Depois de apreendido, você tem 5 dias para quitar a dívida total (não apenas as parcelas atrasadas, mas o saldo devedor completo) para recuperar o veículo. Se não quitar nesse prazo, o banco pode vender o carro em leilão para abater a dívida. Se você está pensando em comprar um veículo e quer evitar surpresas, consulte a placa antes para verificar se há busca e apreensão ou gravame pendente — como explicamos no nosso guia sobre como verificar busca e apreensão.

A dívida continua mesmo após perder o carro

Um dos pontos que mais surpreende quem passa por essa situação é descobrir que, mesmo depois de o banco tomar o veículo, a dívida pode continuar. Funciona assim: o banco vende o carro apreendido (geralmente em leilão) e abate o valor obtido do saldo devedor. Se o valor de venda for menor que a dívida — o que acontece na maioria das vezes, já que carros de leilão são vendidos por valores abaixo do mercado —, você continua devendo a diferença.

Por exemplo, se você devia R$ 40.000 e o carro foi vendido por R$ 25.000, ainda restam R$ 15.000 de dívida. O banco pode cobrar esse valor judicialmente, incluindo penhora de outros bens e bloqueio de contas bancárias. Além disso, seu nome permanece negativado até que a dívida seja quitada ou prescrita.

Entender como funciona o gravame veicular ajuda a compreender por que o banco tem esse poder sobre o veículo financiado.
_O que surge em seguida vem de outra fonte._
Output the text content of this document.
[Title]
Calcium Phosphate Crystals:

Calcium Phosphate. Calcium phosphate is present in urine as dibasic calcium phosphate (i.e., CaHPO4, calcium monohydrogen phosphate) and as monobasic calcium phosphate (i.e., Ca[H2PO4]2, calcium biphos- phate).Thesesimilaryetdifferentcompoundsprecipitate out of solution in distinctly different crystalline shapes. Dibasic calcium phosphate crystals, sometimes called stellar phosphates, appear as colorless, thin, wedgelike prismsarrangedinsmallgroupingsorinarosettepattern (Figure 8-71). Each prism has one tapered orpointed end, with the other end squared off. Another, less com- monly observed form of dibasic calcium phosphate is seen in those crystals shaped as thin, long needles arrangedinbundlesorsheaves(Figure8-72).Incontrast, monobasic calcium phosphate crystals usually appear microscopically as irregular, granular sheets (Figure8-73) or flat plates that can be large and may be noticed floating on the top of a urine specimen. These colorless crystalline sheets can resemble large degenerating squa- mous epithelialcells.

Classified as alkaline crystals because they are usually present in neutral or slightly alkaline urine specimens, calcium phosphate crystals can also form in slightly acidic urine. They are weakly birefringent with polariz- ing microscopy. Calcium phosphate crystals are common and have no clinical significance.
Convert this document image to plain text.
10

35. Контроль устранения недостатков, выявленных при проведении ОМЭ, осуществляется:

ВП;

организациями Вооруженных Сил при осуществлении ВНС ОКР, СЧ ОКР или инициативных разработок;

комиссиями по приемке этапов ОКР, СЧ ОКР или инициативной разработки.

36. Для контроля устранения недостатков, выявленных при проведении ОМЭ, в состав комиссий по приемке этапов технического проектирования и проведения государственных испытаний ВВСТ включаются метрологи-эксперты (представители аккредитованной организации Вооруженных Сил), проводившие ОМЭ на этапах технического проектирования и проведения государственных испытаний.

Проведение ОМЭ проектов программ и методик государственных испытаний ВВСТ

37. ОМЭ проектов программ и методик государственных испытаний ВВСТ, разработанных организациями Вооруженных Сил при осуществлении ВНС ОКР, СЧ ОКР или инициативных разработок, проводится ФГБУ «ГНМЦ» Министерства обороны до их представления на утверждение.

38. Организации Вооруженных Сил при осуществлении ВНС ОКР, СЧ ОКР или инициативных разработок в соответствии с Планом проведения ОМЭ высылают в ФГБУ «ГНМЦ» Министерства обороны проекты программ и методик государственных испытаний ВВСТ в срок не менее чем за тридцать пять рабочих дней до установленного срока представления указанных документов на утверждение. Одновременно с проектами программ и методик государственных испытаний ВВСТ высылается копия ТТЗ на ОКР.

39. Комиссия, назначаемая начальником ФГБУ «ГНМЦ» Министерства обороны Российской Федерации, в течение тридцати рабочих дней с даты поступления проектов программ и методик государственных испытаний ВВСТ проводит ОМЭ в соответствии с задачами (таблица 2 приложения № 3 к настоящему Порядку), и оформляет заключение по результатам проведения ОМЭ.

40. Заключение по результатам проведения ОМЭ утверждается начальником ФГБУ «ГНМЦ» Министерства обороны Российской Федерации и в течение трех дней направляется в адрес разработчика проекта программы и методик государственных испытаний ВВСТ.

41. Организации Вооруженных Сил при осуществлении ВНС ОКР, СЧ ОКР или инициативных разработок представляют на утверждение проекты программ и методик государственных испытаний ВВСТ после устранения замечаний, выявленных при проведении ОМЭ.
Como renegociar antes que seja tarde

A boa notícia é que, na grande maioria dos casos, o banco prefere renegociar a dívida do que partir para a busca e apreensão. O processo judicial é caro e demorado também para a instituição financeira, e vender o carro em leilão raramente cobre o valor total do financiamento. Por isso, se você está com dificuldades, o primeiro passo é procurar o banco o quanto antes.

Veja as principais opções de negociação:

  • Renegociação das parcelas: o banco pode estender o prazo do financiamento, reduzindo o valor das parcelas mensais. Em alguns casos, as parcelas atrasadas são incorporadas ao saldo devedor.
  • Refinanciamento: consiste em fazer um novo contrato com condições diferentes, geralmente com prazo maior e parcelas menores.
  • Acordo para quitação com desconto: se você conseguir um valor para pagar à vista, muitos bancos oferecem desconto significativo sobre o saldo devedor — especialmente se a dívida já está antiga.
  • Portabilidade: transferir o financiamento para outro banco com taxa de juros menor pode reduzir o valor da parcela e dar fôlego financeiro.
  • Devolução voluntária: como último recurso, você pode devolver o carro ao banco. Isso não elimina a dívida automaticamente, mas pode facilitar a negociação do saldo restante.

O ideal é não esperar a situação chegar ao ponto de busca e apreensão. Quanto antes você buscar ajuda, mais opções terá para resolver o problema.

Como evitar essa situação ao comprar um carro

A melhor forma de evitar a inadimplência é planejar a compra com cuidado. Antes de assinar qualquer financiamento, considere estes pontos:

  • O valor da parcela não deve ultrapassar 20% a 25% da sua renda mensal líquida.
  • Dê a maior entrada possível para reduzir o saldo financiado e os juros totais.
  • Compare as taxas de juros entre diferentes bancos e financeiras — a diferença pode representar milhares de reais ao longo do contrato.
  • Considere os custos totais do veículo: IPVA, seguro, manutenção e combustível pesam no orçamento além da parcela.
  • Antes de fechar negócio, faça uma consulta veicular para verificar se o carro não tem pendências que possam gerar dor de cabeça depois.

Se você já está em um financiamento pesado, avalie a possibilidade de quitação antecipada aproveitando algum dinheiro extra, como o 13º salário ou uma restituição do imposto de renda. Pagar antes do prazo reduz significativamente o valor total de juros.

Parar de pagar o financiamento do carro traz consequências sérias que vão desde a negativação do nome até a perda do veículo e a continuidade da dívida. O mais importante é agir rápido: se as parcelas estão pesando, procure o banco para renegociar antes que o problema cresça. E se você está pensando em comprar um veículo financiado, faça uma pesquisa completa sobre o carro e suas condições financeiras antes de assumir o compromisso.